Autechre can not really be characterized by a mixture of influences. Their universe is so singular that it seems to have no origin. Their music is firmly erratic: it escapes history and its logic.
It is however interesting to listen to their podcasts ("Fact Mix 122", "Dekmantel Podcast 035"), an inventory of sorts of their favored artists: Mantronix, Ultramagnetic MC’s, Kraftwerk, Brian Eno, Grandmaster Flash, Man Parrish, The Art of Noise, 808 State, Cybotron, etc. All in all, these are “classic” influences when it comes to electronic music. But it’s the line up of the 2003 edition of All Tomorrow’s Parties Festival, curated by the duo, that reveals the extent of their curiosity, far from the fields of electronic music. They invited, amongst others, Captain Beefheart’s Magic Band, and Earth, a Seattle-based drone metal band. References not as common as Herbie Hancock’s “Rock It”!
This is the path on which this playlist follows, by offering a musical journey through the deepest – and unexpected – inspirations of the group, all of them cited with a hint of admiration during one of their interviews.
Rob loves Jon Hopkins’ track “Temple”, Isolée’s melancholic house, Perc’s subtle techno, Burial’s twilight dubstep, Fennesz and Sakamoto’s luminous ambient, and not forgetting Bernard Parmegiani’s three second jingle composed for Roissy-Paris Charles de Gaulle airport.
Sean Booth is fond of contemporary techno (Cygnus, Kyle Hall, Rrose, AnD, Ancient Methods). He admires Untold’s grooves remixed by James Blake, Sunn O)))’s avant-gardism, Objekt’s elusive style, The Residents’s weirdness and Coil’s theatricality.

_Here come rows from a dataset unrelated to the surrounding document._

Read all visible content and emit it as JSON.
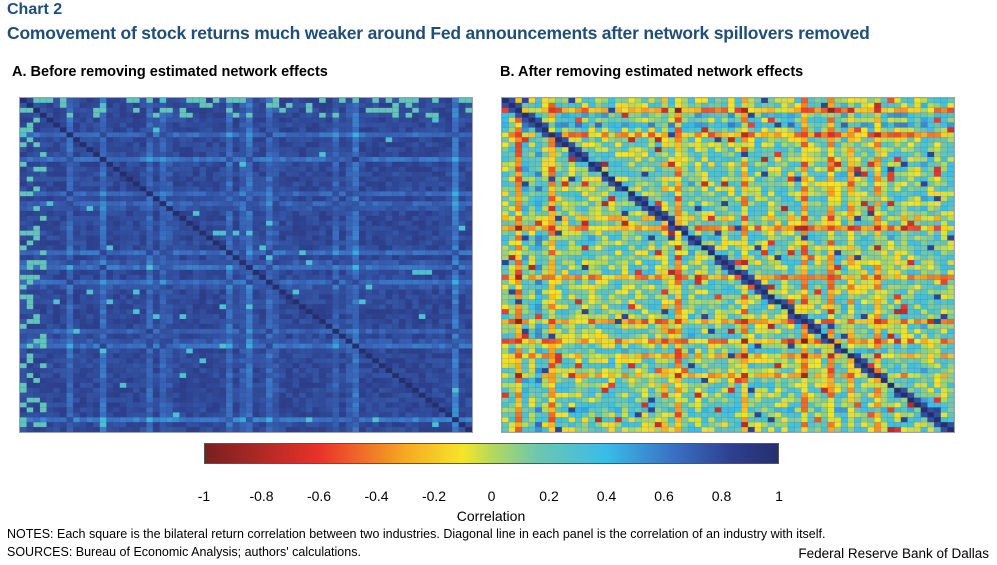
{
  "chart_label": "Chart 2",
  "title": "Comovement of stock returns much weaker around Fed announcements after network spillovers removed",
  "notes": "NOTES: Each square is the bilateral return correlation between two industries. Diagonal line in each panel is the correlation of an industry with itself.",
  "sources": "SOURCES: Bureau of Economic Analysis; authors' calculations.",
  "credit": "Federal Reserve Bank of Dallas",
  "chart_data": [
    {
      "type": "heatmap",
      "title": "A. Before removing estimated network effects",
      "n_industries": 68,
      "diagonal_value": 1,
      "typical_value": 0.8,
      "value_range": [
        0.5,
        1.0
      ],
      "colorscale": "jet-reversed"
    },
    {
      "type": "heatmap",
      "title": "B. After removing estimated network effects",
      "n_industries": 68,
      "diagonal_value": 1,
      "typical_value": 0.15,
      "value_range": [
        -0.9,
        1.0
      ],
      "colorscale": "jet-reversed"
    }
  ],
  "colorbar": {
    "label": "Correlation",
    "ticks": [
      "-1",
      "-0.8",
      "-0.6",
      "-0.4",
      "-0.2",
      "0",
      "0.2",
      "0.4",
      "0.6",
      "0.8",
      "1"
    ],
    "min": -1,
    "max": 1
  }
}
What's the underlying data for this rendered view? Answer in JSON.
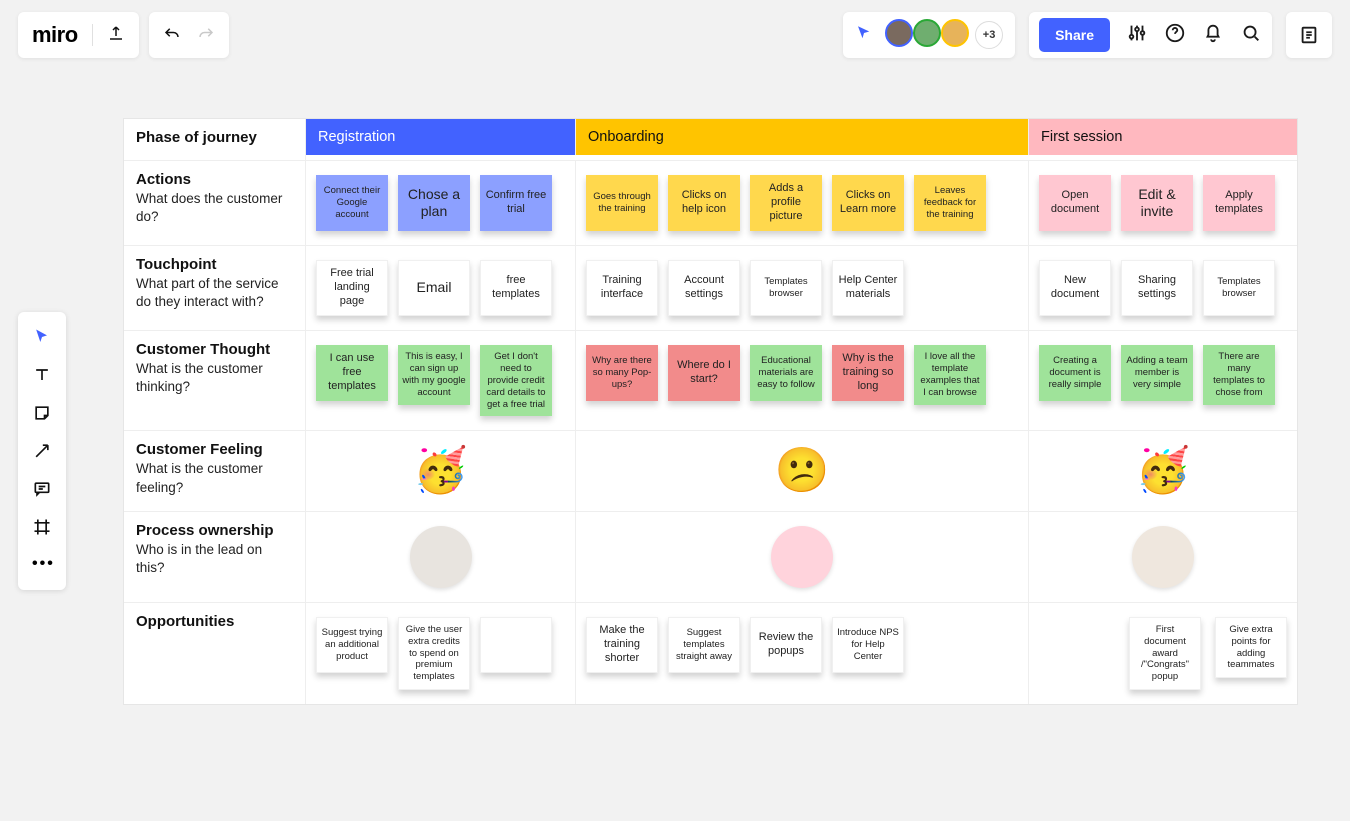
{
  "app": {
    "logo": "miro"
  },
  "topbar": {
    "share_label": "Share",
    "avatar_more": "+3",
    "avatars": [
      {
        "bg": "#7a6a5f",
        "ring": "#4262ff"
      },
      {
        "bg": "#6fae6f",
        "ring": "#2aa836"
      },
      {
        "bg": "#e7b35a",
        "ring": "#ffc400"
      }
    ]
  },
  "note_colors": {
    "blue": "#8ca0ff",
    "yellow": "#ffd84d",
    "pink": "#ffc7d1",
    "white": "#ffffff",
    "green": "#9fe39a",
    "red": "#f28b8b"
  },
  "journey": {
    "header_label": "Phase of journey",
    "phases": [
      {
        "key": "reg",
        "label": "Registration"
      },
      {
        "key": "onb",
        "label": "Onboarding"
      },
      {
        "key": "first",
        "label": "First session"
      }
    ],
    "rows": [
      {
        "key": "actions",
        "title": "Actions",
        "subtitle": "What does the customer do?",
        "cells": {
          "reg": [
            {
              "text": "Connect their Google account",
              "color": "blue",
              "size": "s"
            },
            {
              "text": "Chose a plan",
              "color": "blue",
              "size": "big"
            },
            {
              "text": "Confirm free trial",
              "color": "blue",
              "size": "med"
            }
          ],
          "onb": [
            {
              "text": "Goes through the training",
              "color": "yellow",
              "size": "s"
            },
            {
              "text": "Clicks on help icon",
              "color": "yellow",
              "size": "med"
            },
            {
              "text": "Adds a profile picture",
              "color": "yellow",
              "size": "med"
            },
            {
              "text": "Clicks on Learn more",
              "color": "yellow",
              "size": "med"
            },
            {
              "text": "Leaves feedback for the training",
              "color": "yellow",
              "size": "s"
            }
          ],
          "first": [
            {
              "text": "Open document",
              "color": "pink",
              "size": "med"
            },
            {
              "text": "Edit & invite",
              "color": "pink",
              "size": "big"
            },
            {
              "text": "Apply templates",
              "color": "pink",
              "size": "med"
            }
          ]
        }
      },
      {
        "key": "touchpoint",
        "title": "Touchpoint",
        "subtitle": "What part of the service do they interact with?",
        "cells": {
          "reg": [
            {
              "text": "Free trial landing page",
              "color": "white",
              "size": "med"
            },
            {
              "text": "Email",
              "color": "white",
              "size": "big"
            },
            {
              "text": "free templates",
              "color": "white",
              "size": "med"
            }
          ],
          "onb": [
            {
              "text": "Training interface",
              "color": "white",
              "size": "med"
            },
            {
              "text": "Account settings",
              "color": "white",
              "size": "med"
            },
            {
              "text": "Templates browser",
              "color": "white",
              "size": "s"
            },
            {
              "text": "Help Center materials",
              "color": "white",
              "size": "med"
            }
          ],
          "first": [
            {
              "text": "New document",
              "color": "white",
              "size": "med"
            },
            {
              "text": "Sharing settings",
              "color": "white",
              "size": "med"
            },
            {
              "text": "Templates browser",
              "color": "white",
              "size": "s"
            }
          ]
        }
      },
      {
        "key": "thought",
        "title": "Customer Thought",
        "subtitle": "What is the customer thinking?",
        "cells": {
          "reg": [
            {
              "text": "I can use free templates",
              "color": "green",
              "size": "med"
            },
            {
              "text": "This is easy, I can sign up with my google account",
              "color": "green",
              "size": "s"
            },
            {
              "text": "Get I don't need to provide credit card details to get a free trial",
              "color": "green",
              "size": "s"
            }
          ],
          "onb": [
            {
              "text": "Why are there so many Pop-ups?",
              "color": "red",
              "size": "s"
            },
            {
              "text": "Where do I start?",
              "color": "red",
              "size": "med"
            },
            {
              "text": "Educational materials are easy to follow",
              "color": "green",
              "size": "s"
            },
            {
              "text": "Why is the training so long",
              "color": "red",
              "size": "med"
            },
            {
              "text": "I love all the template examples that I can browse",
              "color": "green",
              "size": "s"
            }
          ],
          "first": [
            {
              "text": "Creating a document is really simple",
              "color": "green",
              "size": "s"
            },
            {
              "text": "Adding a team member is very simple",
              "color": "green",
              "size": "s"
            },
            {
              "text": "There are many templates to chose from",
              "color": "green",
              "size": "s"
            }
          ]
        }
      },
      {
        "key": "feeling",
        "title": "Customer Feeling",
        "subtitle": "What is the customer feeling?",
        "feel": {
          "reg": "🥳",
          "onb": "😕",
          "first": "🥳"
        }
      },
      {
        "key": "owner",
        "title": "Process ownership",
        "subtitle": "Who is in the lead on this?",
        "owner": {
          "reg": {
            "bg": "#e8e4df"
          },
          "onb": {
            "bg": "#ffd3dc"
          },
          "first": {
            "bg": "#efe7de"
          }
        }
      },
      {
        "key": "opps",
        "title": "Opportunities",
        "subtitle": "",
        "cells": {
          "reg": [
            {
              "text": "Suggest trying an additional product",
              "color": "white",
              "size": "s"
            },
            {
              "text": "Give the user extra credits to spend on premium templates",
              "color": "white",
              "size": "s"
            },
            {
              "text": "",
              "color": "white",
              "size": "s"
            }
          ],
          "onb": [
            {
              "text": "Make the training shorter",
              "color": "white",
              "size": "med"
            },
            {
              "text": "Suggest templates straight away",
              "color": "white",
              "size": "s"
            },
            {
              "text": "Review the popups",
              "color": "white",
              "size": "med"
            },
            {
              "text": "Introduce NPS for Help Center",
              "color": "white",
              "size": "s"
            }
          ],
          "first": [
            {
              "text": "First document award /\"Congrats\" popup",
              "color": "white",
              "size": "s"
            },
            {
              "text": "Give extra points for adding teammates",
              "color": "white",
              "size": "s"
            }
          ]
        }
      }
    ]
  }
}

He has the ironic Mr. Oizo’s album Moustache on repeat and proclaims to be Scientist’s “biggest fan”. And if he had to leave England for a truly deserted island, he would take Beefheart’s Mirror Man Sessions with him so he could listen to those other worldly fluctuating rhythms until the end of days!
David Lynch’s disturbed temporalities fascinate the band just as much. Rob recalls the haunting “The Pink Room”, one of Badalamenti’s instrumental rock themes featured in Twin Peaks: Fire Walk with Me. Not to be outdone, experimental music is present in Maurizio Bianchi’s industrial sounds and Chris Douglas aka Dalglish’s dark ambient. When a journalist compared Autechre to Stockhausen, Sean humorously retorted that the German composer was a “grandpa”, and assured he felt closer to the Japan-based Incapacitants’ noise, Swedish-born Carl Michael von Hausswolff’s noisy experiments, or the concrete music of Tod Dockstader, another “granddaddy” yet much less famous.
Lastly, some classics cannot be left aside: Detroit techno (Drexciya), its German cousin (Moritz von Oswald under the name Maurizio), “Digeridoo” (Sean Booth’s favorite Aphex Twin track), not to mention hip-hop from REQ aka Ian Cassar, a Brighton-based graffiti artist.
Listening to this whole selection offers new perspectives, and allows you to rediscover Autechre’s mutant body of work.